Equivalent definitions of Equivalent metrics.

[Oster]

Two metrics 'd' and 'f' are said to be equivalent on a metric space X, if they have the same set of open sets. This is equivalent to saying every open ball with respect to d contains an open ball with respect to f (different radius) and vice versa. (As every open set is a union of open balls).

What I don't quite understand is how these definitions imply that there exist 2 positive constants 'a' and 'b' such that a*d(x,y) <= f(x,y) <= b*d(x,y) for all x,y in X

Can someone please shed some light on this or point me in the direction of some related article.

PS can someone show me where the "less than equal to" sign is?

Thanks.

 

[Hurkyl]

If you use LaTeX to make your formulas, you can get \leq with the \leq command.


Are you sure you're not forgetting a hypothesis (compact metric space?) or reversing the implication (the existence of a and b imply equivalence)?

Naively, I would expect there to be a notion of "uniformly equivalent" which is equivalent to your condition.

 

[Gib Z]

The definition of equivalent metric actually doesn't imply that inequality, you have the implication reversed.
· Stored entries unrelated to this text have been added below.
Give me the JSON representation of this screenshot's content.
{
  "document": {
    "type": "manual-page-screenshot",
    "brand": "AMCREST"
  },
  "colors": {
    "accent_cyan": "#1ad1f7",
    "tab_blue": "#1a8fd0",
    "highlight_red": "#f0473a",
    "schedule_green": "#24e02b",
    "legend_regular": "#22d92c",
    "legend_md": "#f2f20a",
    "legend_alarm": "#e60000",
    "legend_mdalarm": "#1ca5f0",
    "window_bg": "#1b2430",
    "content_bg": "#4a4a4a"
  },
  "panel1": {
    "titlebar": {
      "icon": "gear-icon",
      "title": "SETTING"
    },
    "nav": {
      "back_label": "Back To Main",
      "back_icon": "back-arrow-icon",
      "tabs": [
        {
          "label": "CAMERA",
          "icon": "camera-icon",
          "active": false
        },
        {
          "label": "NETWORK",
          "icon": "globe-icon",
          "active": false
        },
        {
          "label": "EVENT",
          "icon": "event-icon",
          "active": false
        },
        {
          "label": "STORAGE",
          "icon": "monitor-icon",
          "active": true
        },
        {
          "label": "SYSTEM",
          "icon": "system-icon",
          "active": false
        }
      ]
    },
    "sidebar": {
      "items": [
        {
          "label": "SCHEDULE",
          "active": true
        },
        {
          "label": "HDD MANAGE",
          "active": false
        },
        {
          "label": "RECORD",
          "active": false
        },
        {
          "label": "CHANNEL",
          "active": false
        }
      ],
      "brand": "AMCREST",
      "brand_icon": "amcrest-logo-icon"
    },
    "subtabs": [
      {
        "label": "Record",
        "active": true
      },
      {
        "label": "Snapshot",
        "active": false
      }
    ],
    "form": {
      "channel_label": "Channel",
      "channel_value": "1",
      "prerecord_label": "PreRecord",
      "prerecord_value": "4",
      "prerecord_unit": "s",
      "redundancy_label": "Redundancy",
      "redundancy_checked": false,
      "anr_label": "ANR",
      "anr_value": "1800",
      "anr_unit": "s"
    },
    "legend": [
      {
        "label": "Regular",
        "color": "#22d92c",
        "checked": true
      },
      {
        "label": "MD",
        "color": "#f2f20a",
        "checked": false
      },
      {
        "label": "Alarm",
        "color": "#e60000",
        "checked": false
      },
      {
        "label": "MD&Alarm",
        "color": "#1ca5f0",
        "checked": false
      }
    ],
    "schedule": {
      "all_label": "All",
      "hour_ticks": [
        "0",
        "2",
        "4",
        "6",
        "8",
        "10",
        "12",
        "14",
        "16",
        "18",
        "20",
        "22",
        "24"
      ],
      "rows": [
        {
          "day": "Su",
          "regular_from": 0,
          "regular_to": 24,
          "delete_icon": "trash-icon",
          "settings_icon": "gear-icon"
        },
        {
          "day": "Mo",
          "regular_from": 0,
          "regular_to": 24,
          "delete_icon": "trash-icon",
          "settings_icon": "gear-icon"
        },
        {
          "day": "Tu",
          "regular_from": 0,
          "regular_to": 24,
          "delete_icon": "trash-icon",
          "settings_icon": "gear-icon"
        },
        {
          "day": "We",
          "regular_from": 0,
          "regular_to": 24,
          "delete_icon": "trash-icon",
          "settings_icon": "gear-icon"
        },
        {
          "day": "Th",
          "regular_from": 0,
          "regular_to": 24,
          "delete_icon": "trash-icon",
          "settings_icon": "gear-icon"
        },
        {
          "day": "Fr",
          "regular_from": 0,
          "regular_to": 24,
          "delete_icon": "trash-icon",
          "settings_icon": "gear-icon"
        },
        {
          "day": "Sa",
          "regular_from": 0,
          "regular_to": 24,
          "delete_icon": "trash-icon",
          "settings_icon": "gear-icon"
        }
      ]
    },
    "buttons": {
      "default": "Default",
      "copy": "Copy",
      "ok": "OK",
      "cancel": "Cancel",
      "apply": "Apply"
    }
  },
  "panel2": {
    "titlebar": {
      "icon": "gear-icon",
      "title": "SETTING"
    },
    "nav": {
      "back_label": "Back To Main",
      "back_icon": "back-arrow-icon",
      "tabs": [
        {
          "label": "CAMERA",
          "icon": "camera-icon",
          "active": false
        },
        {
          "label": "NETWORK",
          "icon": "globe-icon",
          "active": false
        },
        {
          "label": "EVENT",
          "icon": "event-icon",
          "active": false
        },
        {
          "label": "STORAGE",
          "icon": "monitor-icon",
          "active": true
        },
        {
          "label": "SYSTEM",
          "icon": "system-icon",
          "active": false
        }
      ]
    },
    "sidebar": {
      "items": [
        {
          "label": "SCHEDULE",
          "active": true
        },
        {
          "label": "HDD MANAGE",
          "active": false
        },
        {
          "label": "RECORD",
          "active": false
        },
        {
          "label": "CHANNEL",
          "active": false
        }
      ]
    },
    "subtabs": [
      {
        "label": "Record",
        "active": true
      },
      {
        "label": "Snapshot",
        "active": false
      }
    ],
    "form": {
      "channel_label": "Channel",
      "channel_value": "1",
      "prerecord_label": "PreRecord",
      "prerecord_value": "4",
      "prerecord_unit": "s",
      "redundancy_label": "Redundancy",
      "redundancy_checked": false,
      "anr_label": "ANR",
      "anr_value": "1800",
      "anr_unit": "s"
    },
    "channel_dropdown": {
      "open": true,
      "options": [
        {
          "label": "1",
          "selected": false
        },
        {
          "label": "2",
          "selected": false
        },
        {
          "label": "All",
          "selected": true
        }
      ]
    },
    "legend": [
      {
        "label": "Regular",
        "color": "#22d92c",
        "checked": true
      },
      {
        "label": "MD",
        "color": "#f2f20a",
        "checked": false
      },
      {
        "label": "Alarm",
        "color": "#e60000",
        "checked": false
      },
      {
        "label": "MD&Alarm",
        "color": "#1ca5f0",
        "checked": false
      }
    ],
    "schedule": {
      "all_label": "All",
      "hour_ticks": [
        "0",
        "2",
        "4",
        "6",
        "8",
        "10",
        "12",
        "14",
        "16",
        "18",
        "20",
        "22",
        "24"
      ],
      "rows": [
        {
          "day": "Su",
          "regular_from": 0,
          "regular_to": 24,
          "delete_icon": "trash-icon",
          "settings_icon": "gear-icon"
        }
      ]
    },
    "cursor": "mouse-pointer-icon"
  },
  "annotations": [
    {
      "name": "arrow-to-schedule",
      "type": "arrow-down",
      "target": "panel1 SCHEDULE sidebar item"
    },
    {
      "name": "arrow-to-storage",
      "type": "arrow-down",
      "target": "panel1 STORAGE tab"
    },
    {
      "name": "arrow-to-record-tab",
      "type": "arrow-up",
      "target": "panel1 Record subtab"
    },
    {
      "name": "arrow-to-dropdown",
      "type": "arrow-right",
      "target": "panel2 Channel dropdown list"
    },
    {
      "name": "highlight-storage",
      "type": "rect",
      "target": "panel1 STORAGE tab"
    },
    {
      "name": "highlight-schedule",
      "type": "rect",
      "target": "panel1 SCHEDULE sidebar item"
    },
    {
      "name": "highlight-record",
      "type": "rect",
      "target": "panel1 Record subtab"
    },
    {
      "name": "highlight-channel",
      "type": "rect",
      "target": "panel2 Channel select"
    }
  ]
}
That inequality is a sufficient, but not necessary condition for two metrics to be equivalent. Two exercises you can try are to prove that it is a sufficient condition, and to verify the following example:

Let X=\mathbb{R} and let d_1, d_2 be the metrics on X defined by d_1(x,y) = |x-y| and d_2(x,y) = \frac{ |x-y| }{1+ |x-y| }. Then d_1 and d_2 are equivalent metrics on \mathbb{R} yet do not satisfy the inequality condition.

PS. There is no "less or equal to" sign on your keyboard, but in LaTeX it's code is just \leq .

 

[Oster]

oo thanks. I need to study more.
haha, I know it's not on the keyboard. I shall get latex. Thanks.